Looks pretty good Joe can't find decent corn here right now.


----------



## ronp (Aug 3, 2008)

Looks like it was overcooked. I find that good corn even raw, is good, just try and steam it a bit.


----------



## kratzx4 (Aug 3, 2008)

From the looks of the dimple in the kernel it looks old (past its prime)
After sugar corn hits it's peak it will start to lose it's sweetness and will taste bland. A good check is to pop a kernel with your thumb and see how much mike comes out.


----------



## capt dan (Aug 3, 2008)

Corn starts to convert its sugars to starch as soon as its picked. Its best to get your corn fresh from the grower if possible. It is just comming into season around here in the SW mich area, and all the growers I use, pick in the morning, and toss it out at the end of the day(most of them are sold out)

Joe that corn looks kinds old and dry, and maybe even field corn. I use my grill  all the time for my sweet corn. This summer, I am gonna use the lang instead, if I am already smoking. There is no better way in the world to cook corn than in the husk, weather its steamed, smoked or grilled.


----------



## smok'n steve (Aug 3, 2008)

Never smoked corn on the Lang 60 either Dan---Could you let me know your time and temps when you do some?  
I used to pre-boil, then brush w/butter and sort of quickly grill with woodsmoke to get the effect.


----------



## packplantpath (Aug 3, 2008)

I don't think the dimple applies in this case because it was cooked in a dry heat, not boiled.  The dry heat took moisture out and dimples it.  But, I think it was a bit old too, because of the way the kernels look.  Anytime the kernels are muushed together like that, it's about 2 days past prime.  Still good, just not quite as much.  
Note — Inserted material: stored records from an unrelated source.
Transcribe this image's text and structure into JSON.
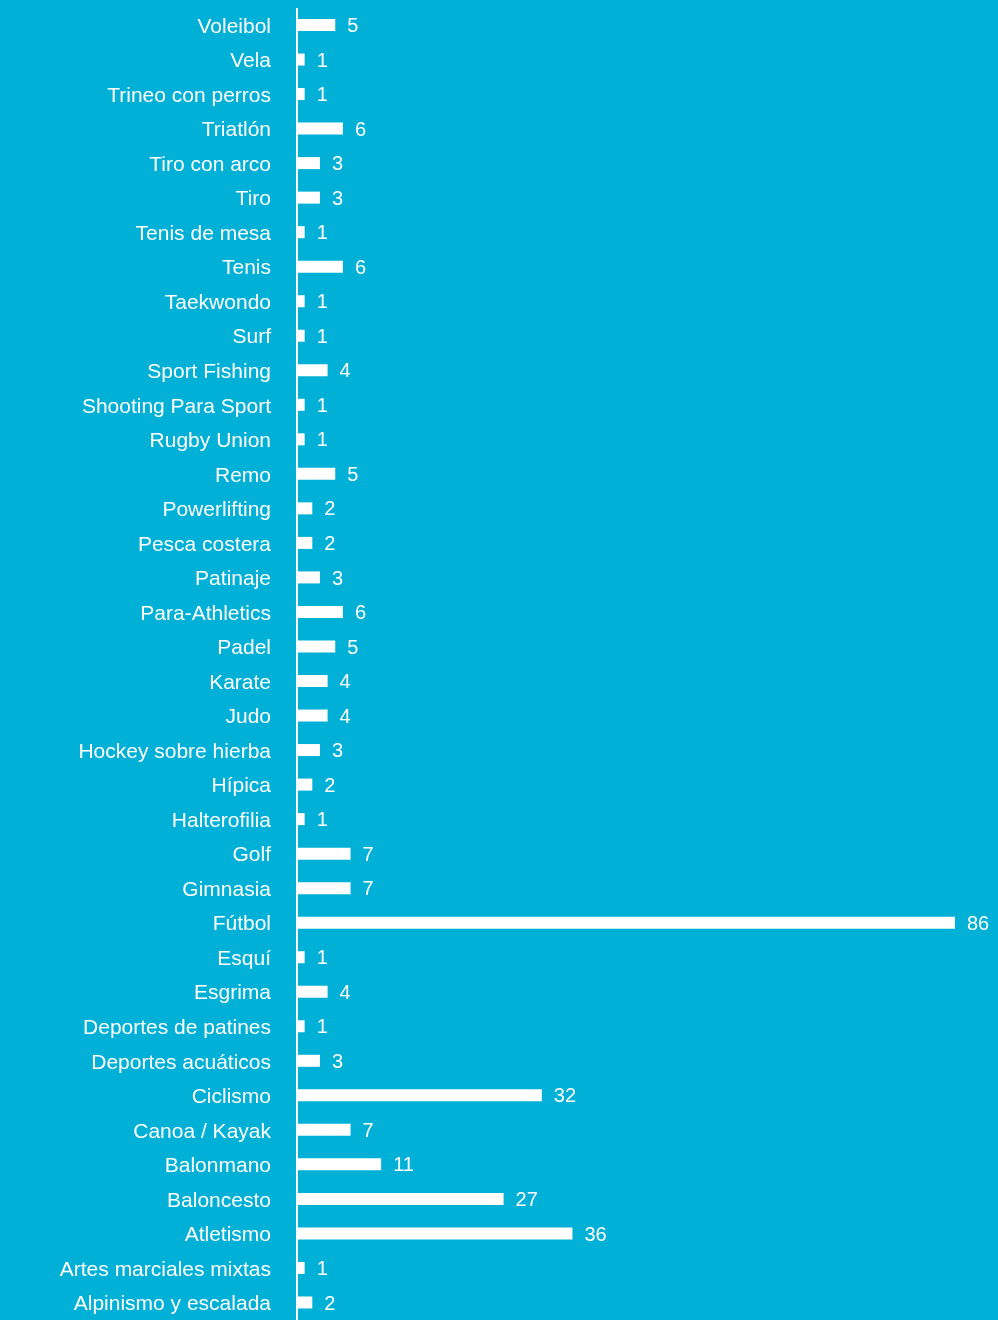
{
  "chart_data": {
    "type": "bar",
    "orientation": "horizontal",
    "categories": [
      "Voleibol",
      "Vela",
      "Trineo con perros",
      "Triatlón",
      "Tiro con arco",
      "Tiro",
      "Tenis de mesa",
      "Tenis",
      "Taekwondo",
      "Surf",
      "Sport Fishing",
      "Shooting Para Sport",
      "Rugby Union",
      "Remo",
      "Powerlifting",
      "Pesca costera",
      "Patinaje",
      "Para-Athletics",
      "Padel",
      "Karate",
      "Judo",
      "Hockey sobre hierba",
      "Hípica",
      "Halterofilia",
      "Golf",
      "Gimnasia",
      "Fútbol",
      "Esquí",
      "Esgrima",
      "Deportes de patines",
      "Deportes acuáticos",
      "Ciclismo",
      "Canoa / Kayak",
      "Balonmano",
      "Baloncesto",
      "Atletismo",
      "Artes marciales mixtas",
      "Alpinismo y escalada"
    ],
    "values": [
      5,
      1,
      1,
      6,
      3,
      3,
      1,
      6,
      1,
      1,
      4,
      1,
      1,
      5,
      2,
      2,
      3,
      6,
      5,
      4,
      4,
      3,
      2,
      1,
      7,
      7,
      86,
      1,
      4,
      1,
      3,
      32,
      7,
      11,
      27,
      36,
      1,
      2
    ],
    "color": "#ffffff",
    "data_labels": true,
    "grid": false,
    "legend": false
  }
}
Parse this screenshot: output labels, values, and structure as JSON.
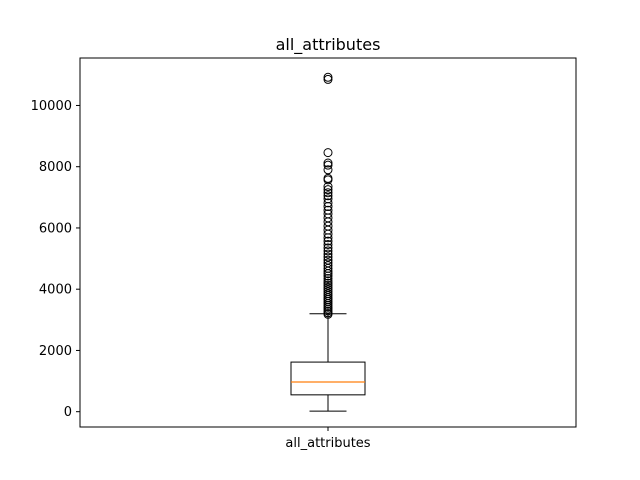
{
  "chart_data": {
    "type": "boxplot",
    "title": "all_attributes",
    "xlabel": "",
    "ylabel": "",
    "categories": [
      "all_attributes"
    ],
    "ylim": [
      -500,
      11550
    ],
    "yticks": [
      0,
      2000,
      4000,
      6000,
      8000,
      10000
    ],
    "grid": false,
    "legend": "none",
    "boxes": [
      {
        "category": "all_attributes",
        "whisker_low": 20,
        "q1": 550,
        "median": 970,
        "q3": 1620,
        "whisker_high": 3200,
        "outliers": [
          3180,
          3230,
          3290,
          3350,
          3410,
          3470,
          3530,
          3600,
          3660,
          3720,
          3790,
          3850,
          3920,
          3990,
          4060,
          4130,
          4200,
          4270,
          4350,
          4430,
          4510,
          4590,
          4680,
          4770,
          4860,
          4950,
          5050,
          5150,
          5250,
          5350,
          5460,
          5570,
          5680,
          5800,
          5930,
          6060,
          6200,
          6330,
          6460,
          6580,
          6700,
          6820,
          6950,
          7050,
          7150,
          7250,
          7350,
          7570,
          7620,
          7900,
          8050,
          8120,
          8460,
          10850,
          10920
        ]
      }
    ],
    "colors": {
      "box": "#000000",
      "median": "#ff7f0e",
      "outlier": "#000000"
    }
  }
}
Anybody on here grow there own corn?  If so, try an older brand called Funks G90.  At least in NC climate, it's the best [email protected]*% corn in the country.  I've had silver everything, but this stuff knocks it's socks off.  Southern states is the only place that sells it around here, and it is the yellow/white mixed corn.  It can be eaten straight out of the field with no butter raw.  Mmmmm, unfortunately, we had 100* days waaaaay too early here in NC (like, April) and it ruined our sweet corn crop and the yield was exactly zero.  Sigh..


----------



## okie joe (Aug 10, 2008)

Thanks all,,,was good corn dimples and all i think i overcooked it......thanks,,,,,,,the next will be better...


----------



## richoso1 (Aug 10, 2008)

Looks good to me, but then again I love corn just about anyway I can get it.


----------